La Mortgage Bankers Association a indiqué mercredi que le taux contractuel d'un prêt hypothécaire à taux fixe sur 30 ans avait augmenté de 14 points de base pour atteindre 6,57 % au cours de la semaine qui s'est achevée le 27 mars.
La dernière fois que la hausse hebdomadaire a été plus importante, c'était au lendemain de l'annonce par le président Donald Trump, le "jour de la libération", de droits de douane mondiaux plus importants que prévu.
Les taux hypothécaires ont augmenté de 48 points de base depuis que les États-Unis et Israël ont lancé la guerre le 28 février.
Les demandes de refinancement ont chuté de 17,3 %, a indiqué mercredi la MBA. Les demandes de prêts pour l'achat d'un bien immobilier ont connu une baisse relativement faible de 2,6 %.
"Les vents contraires de la hausse des taux sont quelque peu compensés par le marché des acheteurs dans de nombreuses régions du pays - il y a plus de maisons à vendre que les acheteurs n'en ont vu depuis un certain temps", a déclaré Mike Fratantoni, économiste en chef de la MBA. "Cependant, les chocs de la hausse des taux et *de* l'augmentation de l'incertitude économique générale ont probablement un impact sur la confiance des acheteurs."
Le rendement des bons du Trésor américain à 10 ans, le titre d'État qui influe le plus sur les taux hypothécaires, a augmenté à la suite des combats au Moyen-Orient qui ont entraîné la fermeture du détroit d'Ormuz, voie de passage d'environ un cinquième du commerce mondial du pétrole.
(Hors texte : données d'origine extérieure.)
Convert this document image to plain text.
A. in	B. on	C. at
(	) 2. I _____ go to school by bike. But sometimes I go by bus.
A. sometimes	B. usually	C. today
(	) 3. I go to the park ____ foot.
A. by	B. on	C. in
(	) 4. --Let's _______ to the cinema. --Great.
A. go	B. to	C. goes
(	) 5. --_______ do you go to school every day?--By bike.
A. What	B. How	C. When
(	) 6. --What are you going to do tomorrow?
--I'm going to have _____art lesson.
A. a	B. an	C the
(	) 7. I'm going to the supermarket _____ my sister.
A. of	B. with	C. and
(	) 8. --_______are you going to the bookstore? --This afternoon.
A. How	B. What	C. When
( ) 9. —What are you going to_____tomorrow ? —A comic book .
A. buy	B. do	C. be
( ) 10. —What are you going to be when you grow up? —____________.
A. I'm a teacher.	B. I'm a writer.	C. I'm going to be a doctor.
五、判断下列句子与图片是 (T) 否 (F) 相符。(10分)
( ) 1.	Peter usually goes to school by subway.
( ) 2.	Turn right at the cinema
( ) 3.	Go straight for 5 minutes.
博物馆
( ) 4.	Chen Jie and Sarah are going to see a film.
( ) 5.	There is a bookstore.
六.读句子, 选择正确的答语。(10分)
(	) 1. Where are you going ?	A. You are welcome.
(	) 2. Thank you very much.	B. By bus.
Les prix de référence du pétrole brut se négocient actuellement autour de 118 dollars le baril, soit une hausse de plus de 50 % par rapport à ce qu'ils étaient avant le début de la guerre en Iran.
Le rendement du Trésor à 10 ans a chuté au cours des deux derniers jours de transactions, dans l'espoir d'une possible sortie des hostilités, mais *mardi soir*, il était encore en hausse d'environ 35 points de base sur le mois, à 4,32 %.